Personal information
- Born:: September 9, 1983 (age 41) New Orleans, Louisiana, U.S.
- Height:: 6 ft 7 in (2.01 m)
- Weight:: 335 lb (152 kg)

Career information
- High school:: St. Augustine (New Orleans)
- College:: Georgia Tech
- NFL draft:: 2004: 4th round, 115th pick

Career history
- Minnesota Vikings (2004); Cleveland Browns (2005–2007);

Career highlights and awards
- First-team All-ACC (2001); Second-team All-ACC (2002);

Career NFL statistics
- Games played:: 40
- Games started:: 9
- Stats at Pro Football Reference

= Nat Dorsey =

American football player (born 1983)

Nathaniel Willie Dorsey III (born September 9, 1983) is an American former professional football player who was an offensive tackle in the National Football League (NFL).
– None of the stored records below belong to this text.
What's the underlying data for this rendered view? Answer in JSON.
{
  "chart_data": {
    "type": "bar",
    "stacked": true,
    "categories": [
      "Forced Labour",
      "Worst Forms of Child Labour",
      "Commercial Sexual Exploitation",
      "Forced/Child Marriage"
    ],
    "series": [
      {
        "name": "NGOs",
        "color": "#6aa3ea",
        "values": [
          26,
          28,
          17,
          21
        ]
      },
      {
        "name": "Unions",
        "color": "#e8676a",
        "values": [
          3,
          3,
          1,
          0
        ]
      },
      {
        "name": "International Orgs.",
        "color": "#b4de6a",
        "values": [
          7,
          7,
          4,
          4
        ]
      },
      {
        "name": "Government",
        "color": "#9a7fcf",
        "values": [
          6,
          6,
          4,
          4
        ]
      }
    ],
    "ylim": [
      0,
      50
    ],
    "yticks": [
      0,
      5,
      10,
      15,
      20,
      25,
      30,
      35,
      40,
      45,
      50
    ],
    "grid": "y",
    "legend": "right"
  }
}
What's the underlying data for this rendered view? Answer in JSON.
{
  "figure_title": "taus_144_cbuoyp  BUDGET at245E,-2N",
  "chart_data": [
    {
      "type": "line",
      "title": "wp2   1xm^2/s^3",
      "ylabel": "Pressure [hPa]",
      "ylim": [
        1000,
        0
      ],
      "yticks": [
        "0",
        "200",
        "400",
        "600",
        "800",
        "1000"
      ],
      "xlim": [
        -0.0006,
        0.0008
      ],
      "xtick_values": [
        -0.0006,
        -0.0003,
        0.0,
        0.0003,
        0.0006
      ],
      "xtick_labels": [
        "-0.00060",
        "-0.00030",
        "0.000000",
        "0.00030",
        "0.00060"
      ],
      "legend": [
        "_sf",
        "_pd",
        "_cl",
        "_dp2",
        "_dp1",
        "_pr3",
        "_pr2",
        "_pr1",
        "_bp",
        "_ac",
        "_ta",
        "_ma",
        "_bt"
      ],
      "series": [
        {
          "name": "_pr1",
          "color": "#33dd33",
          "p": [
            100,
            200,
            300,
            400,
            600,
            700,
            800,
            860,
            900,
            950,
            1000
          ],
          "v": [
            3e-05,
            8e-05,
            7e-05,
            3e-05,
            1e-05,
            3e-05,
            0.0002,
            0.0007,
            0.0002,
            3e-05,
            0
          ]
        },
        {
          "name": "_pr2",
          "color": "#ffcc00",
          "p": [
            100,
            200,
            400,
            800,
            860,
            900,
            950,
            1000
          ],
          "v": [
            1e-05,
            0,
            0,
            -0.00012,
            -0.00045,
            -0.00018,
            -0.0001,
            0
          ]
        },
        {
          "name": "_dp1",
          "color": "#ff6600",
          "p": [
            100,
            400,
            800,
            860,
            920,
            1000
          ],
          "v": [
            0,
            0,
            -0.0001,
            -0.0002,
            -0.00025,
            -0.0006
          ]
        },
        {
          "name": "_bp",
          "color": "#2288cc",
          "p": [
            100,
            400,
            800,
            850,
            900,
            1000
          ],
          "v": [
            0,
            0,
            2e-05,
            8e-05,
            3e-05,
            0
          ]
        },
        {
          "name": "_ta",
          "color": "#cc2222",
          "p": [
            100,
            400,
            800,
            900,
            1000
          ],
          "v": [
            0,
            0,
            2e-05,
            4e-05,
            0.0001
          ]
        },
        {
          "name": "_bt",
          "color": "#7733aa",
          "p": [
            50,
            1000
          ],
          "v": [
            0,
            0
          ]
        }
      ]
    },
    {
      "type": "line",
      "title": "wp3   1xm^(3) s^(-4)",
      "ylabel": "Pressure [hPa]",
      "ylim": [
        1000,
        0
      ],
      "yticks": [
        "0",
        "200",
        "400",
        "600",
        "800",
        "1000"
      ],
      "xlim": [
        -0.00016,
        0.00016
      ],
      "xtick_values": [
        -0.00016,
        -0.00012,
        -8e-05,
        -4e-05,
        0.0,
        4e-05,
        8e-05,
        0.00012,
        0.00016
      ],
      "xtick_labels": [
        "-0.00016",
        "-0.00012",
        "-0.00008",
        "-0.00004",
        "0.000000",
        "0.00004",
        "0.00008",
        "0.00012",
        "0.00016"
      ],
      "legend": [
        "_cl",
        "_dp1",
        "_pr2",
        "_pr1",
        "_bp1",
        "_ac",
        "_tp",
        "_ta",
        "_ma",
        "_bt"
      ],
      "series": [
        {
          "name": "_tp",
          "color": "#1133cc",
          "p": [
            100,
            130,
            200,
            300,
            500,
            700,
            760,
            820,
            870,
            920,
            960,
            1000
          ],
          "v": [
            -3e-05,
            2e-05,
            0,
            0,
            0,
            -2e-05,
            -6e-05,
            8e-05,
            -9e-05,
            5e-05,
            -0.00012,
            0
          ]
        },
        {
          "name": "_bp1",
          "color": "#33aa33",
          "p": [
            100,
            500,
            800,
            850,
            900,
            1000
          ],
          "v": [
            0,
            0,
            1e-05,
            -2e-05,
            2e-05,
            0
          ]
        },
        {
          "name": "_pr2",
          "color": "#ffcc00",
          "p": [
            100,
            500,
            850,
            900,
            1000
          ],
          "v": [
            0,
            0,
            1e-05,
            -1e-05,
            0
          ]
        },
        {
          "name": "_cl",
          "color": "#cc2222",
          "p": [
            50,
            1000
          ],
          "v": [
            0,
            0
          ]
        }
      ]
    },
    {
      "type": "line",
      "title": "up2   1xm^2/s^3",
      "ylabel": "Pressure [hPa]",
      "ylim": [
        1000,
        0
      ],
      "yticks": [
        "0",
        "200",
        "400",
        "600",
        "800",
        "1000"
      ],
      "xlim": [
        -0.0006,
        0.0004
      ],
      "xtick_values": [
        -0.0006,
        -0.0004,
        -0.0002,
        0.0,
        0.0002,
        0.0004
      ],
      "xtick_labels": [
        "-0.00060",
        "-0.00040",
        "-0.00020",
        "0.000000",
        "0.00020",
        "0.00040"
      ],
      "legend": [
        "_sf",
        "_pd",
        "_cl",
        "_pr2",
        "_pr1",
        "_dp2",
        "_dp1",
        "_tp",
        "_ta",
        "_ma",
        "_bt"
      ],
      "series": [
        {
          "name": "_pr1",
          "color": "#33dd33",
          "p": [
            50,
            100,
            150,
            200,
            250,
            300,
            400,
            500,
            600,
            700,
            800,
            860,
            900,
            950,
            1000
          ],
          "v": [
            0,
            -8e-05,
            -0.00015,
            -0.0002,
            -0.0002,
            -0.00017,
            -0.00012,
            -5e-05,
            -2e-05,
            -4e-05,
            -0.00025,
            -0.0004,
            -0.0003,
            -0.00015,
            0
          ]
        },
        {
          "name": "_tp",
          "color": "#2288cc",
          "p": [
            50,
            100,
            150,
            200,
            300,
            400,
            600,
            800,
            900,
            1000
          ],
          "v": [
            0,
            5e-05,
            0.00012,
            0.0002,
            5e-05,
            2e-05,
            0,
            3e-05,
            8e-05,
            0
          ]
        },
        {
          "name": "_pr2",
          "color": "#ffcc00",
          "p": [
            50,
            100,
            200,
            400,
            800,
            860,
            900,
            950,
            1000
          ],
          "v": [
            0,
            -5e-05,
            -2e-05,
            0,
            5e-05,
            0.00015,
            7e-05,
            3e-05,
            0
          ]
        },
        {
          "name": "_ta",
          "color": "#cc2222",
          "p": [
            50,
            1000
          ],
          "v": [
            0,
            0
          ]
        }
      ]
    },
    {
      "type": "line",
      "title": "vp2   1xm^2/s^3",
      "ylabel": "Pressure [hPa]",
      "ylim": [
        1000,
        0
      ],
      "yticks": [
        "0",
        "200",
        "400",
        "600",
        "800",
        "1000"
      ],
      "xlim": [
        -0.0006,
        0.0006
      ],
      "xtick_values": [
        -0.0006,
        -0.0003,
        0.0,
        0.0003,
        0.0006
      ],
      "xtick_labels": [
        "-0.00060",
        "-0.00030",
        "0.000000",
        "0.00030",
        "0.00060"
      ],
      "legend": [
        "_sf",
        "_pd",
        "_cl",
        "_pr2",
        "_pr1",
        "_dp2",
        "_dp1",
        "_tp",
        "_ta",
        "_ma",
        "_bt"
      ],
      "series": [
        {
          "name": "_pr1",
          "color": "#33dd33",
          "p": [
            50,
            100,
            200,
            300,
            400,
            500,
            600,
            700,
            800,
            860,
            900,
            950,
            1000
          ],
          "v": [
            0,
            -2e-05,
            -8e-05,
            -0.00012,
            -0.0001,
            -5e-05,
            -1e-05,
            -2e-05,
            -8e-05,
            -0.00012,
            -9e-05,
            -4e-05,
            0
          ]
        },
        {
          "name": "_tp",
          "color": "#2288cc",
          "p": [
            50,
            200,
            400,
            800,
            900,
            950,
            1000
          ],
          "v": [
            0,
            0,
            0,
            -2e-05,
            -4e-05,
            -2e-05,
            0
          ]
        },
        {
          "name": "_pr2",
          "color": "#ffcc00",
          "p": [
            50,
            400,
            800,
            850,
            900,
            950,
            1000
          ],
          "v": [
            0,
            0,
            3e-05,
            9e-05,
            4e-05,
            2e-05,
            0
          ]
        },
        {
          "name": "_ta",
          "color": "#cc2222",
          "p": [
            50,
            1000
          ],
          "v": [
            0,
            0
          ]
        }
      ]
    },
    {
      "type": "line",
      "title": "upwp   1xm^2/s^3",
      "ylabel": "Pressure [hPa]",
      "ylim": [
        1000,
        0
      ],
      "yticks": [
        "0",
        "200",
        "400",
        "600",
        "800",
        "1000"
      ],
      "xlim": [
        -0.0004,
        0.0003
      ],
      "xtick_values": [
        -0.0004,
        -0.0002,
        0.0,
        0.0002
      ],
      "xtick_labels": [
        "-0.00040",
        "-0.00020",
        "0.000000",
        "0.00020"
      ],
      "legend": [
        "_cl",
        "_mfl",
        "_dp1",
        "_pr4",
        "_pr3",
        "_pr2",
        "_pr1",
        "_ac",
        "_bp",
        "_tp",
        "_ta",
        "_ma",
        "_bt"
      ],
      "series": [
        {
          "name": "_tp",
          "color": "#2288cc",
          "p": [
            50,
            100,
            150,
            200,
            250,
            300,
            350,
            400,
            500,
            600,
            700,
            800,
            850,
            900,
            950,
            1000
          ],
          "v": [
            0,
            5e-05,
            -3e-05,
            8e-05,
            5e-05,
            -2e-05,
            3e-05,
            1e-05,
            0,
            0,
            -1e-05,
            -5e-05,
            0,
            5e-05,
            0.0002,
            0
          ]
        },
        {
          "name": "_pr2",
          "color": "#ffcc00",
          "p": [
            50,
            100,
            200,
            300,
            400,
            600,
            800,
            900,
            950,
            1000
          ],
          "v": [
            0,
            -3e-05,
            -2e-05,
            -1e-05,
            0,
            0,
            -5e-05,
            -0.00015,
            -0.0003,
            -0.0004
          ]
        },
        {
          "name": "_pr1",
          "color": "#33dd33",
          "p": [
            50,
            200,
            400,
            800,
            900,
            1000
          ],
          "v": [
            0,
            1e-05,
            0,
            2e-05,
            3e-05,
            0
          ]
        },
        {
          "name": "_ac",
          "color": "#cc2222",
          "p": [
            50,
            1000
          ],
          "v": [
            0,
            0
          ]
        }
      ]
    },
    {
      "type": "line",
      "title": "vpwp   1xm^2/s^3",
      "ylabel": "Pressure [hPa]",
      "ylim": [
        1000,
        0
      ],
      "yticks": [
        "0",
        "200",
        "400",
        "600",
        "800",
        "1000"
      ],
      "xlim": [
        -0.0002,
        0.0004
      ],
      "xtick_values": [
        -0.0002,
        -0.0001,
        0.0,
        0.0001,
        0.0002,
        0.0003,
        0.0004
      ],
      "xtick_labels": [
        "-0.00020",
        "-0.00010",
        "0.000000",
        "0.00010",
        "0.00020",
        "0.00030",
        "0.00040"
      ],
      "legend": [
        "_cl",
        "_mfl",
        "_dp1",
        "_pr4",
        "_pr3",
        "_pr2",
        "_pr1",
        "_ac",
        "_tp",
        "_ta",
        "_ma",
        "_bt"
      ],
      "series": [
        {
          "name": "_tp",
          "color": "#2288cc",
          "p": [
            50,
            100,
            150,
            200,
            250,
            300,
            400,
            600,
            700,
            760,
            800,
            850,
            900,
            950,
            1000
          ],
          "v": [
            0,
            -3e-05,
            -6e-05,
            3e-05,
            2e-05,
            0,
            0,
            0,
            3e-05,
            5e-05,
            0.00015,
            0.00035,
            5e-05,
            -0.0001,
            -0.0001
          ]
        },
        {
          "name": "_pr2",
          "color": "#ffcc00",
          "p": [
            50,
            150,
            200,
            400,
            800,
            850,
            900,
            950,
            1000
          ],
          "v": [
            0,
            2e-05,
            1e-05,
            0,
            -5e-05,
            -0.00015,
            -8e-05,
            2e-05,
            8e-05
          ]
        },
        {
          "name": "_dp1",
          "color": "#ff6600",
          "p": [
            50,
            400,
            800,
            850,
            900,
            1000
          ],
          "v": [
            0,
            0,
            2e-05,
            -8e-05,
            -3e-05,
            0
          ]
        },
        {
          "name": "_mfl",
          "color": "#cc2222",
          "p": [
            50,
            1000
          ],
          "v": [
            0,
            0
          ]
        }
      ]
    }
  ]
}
He played college football for the Georgia Tech Yellow Jackets and was selected by the Minnesota Vikings in the fourth round of the 2004 NFL draft.

==Early life==
Dorsey attended St. Augustine High.

==College career==
Dorsey played college football at Georgia Tech for the Yellow Jackets. He majored in management.

==Professional career==

===Minnesota Vikings===
Dorsey was selected by the Minnesota Vikings in the fourth round (115th overall) of the 2004 NFL draft. He played in 13 games with seven starts in his rookie season and made his NFL debut versus the Chicago Bears on September 26.

===Cleveland Browns===
On September 4, 2005, he was traded to the Cleveland Browns and appeared in nine games that season.

He played in 13 games with two starts for the Browns in 2006.

He played in 5 games for the Browns in 2007.